Key problems with rice production in
Myanmar, and therefore a danger to Mapco’s profitability, are:
·
Problems of land ownership and
land development – many farmers do not have the right to own and register their
land, farmers do not know how to correct salty lands, and to utilize multi-crop
patterns;
·
Poor knowledge and practices of
farmers in land preparation, selection of traditionally collected seeds as
opposed to higher yielding varieties and cultivation – most farmers use cattle
and only very few are able to use ploughing machines;
·
High cost of inputs such as labour,
seeds, machines, and fertilizer- agricultural labour is expensive because many
people from the villages migrate to other urban sectors, machines and
fertilizers are expensive because the majority are imported and therefore not
easily accessible to the majority of farmers;
·
Poor development of local credit
market – credit is in cash and not in terms of commodities, local credit
markets place heavy burden on farmers;
·
Low price of rice that reduces
earnings – price of rice is rather low compared to price of inputs, lower price
of rice is seasonal, Myanmar government has introduced rice buying scheme to
stabilise price of rice for farmers;
·
Poor coping mechanisms for
problems such as local flooding, droughts, and untimely rains.

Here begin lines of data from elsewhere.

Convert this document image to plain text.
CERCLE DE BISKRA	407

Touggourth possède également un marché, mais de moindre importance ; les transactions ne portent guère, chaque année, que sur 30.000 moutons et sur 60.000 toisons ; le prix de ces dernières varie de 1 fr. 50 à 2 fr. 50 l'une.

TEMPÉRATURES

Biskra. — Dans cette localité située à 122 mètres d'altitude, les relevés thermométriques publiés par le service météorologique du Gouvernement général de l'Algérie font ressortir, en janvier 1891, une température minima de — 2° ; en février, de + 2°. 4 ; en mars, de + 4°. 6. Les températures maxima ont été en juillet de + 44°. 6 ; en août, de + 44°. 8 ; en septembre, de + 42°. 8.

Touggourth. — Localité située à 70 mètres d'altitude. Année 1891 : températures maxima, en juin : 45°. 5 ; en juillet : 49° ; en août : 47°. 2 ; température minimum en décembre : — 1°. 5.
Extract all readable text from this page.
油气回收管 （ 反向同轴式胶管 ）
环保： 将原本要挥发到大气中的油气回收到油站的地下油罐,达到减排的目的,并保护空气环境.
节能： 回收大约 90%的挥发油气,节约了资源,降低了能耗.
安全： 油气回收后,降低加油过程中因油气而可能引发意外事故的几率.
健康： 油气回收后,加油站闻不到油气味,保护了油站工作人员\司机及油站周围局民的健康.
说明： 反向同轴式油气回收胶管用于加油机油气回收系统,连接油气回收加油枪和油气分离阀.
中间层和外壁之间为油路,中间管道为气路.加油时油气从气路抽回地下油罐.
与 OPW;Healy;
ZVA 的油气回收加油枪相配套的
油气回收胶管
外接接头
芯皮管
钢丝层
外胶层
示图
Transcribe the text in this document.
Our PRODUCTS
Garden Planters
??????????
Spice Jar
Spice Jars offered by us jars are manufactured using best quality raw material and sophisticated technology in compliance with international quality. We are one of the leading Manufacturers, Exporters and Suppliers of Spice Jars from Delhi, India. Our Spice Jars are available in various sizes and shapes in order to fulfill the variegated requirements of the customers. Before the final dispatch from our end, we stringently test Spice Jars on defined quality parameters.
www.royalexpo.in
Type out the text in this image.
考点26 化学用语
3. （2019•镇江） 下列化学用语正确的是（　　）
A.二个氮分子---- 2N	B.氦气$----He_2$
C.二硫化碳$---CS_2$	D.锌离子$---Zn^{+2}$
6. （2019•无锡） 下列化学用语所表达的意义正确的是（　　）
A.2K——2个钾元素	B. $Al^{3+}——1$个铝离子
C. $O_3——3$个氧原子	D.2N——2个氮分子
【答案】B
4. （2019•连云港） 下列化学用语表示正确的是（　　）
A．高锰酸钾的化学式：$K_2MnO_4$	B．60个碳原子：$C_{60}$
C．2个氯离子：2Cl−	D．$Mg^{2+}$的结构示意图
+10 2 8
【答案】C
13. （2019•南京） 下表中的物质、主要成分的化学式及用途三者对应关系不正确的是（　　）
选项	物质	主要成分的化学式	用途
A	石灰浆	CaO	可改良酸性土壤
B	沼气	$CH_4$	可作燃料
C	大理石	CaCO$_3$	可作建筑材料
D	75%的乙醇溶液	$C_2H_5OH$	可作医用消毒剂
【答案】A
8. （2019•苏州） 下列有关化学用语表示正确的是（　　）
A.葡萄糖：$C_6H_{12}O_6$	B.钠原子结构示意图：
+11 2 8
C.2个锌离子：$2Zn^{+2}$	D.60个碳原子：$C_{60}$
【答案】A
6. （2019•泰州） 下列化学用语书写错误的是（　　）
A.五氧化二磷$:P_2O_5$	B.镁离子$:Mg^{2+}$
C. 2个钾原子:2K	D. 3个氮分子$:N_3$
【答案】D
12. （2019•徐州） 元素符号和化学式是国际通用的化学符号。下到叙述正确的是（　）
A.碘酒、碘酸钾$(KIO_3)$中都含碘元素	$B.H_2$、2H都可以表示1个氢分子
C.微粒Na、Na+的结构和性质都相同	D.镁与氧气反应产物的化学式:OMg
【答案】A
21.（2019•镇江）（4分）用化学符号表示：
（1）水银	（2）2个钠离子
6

68% of Myanmar's land is arable |
On the macroeconomic level, investing in
Mapco taps into Myanmar’s comparative advantage in rice products. Agriculture
is Myanmar’s main economic sector, contributing 34% of their GDP. Under British
colonial rule, Myanmar had been the world’s largest exporters of rice. However
decades of economic isolation diminished their exports and in 1962, coinciding
with the military takeover, they were overtaken by Thailand. Since the opening
up of Myanmar last year, this is changing and last year’s rice exports was the
largest for 30 years. In 2012 Myanmar exported 2.1 million tons of rice in
2012. In addition, Myanmar’s agricultural sector has advantages over competitor
producers Thailand or Vietnam due to extremely fertile lands and large
quantities of idle land, abundant labour force, and a winning mix of strong
rains and sun. And yet, Myanmar’s overall production of rice was 13.6 million
tons compared to Vietnam’s total rice output being 44 million tons and
Thailand’s 37 million tons. What this comparison shows is the amount that
Myanmar’s main rice producer, Mapco, can potentially grow to dominate.
Throw in Myanmar’s strategic location
between Asia’s two economic giants – China and India – and their projected
growth rate for the next decade of 7-8% annually as well as their rich natural
resources, and Mapco, held long-term, could be a masterstroke of an investment.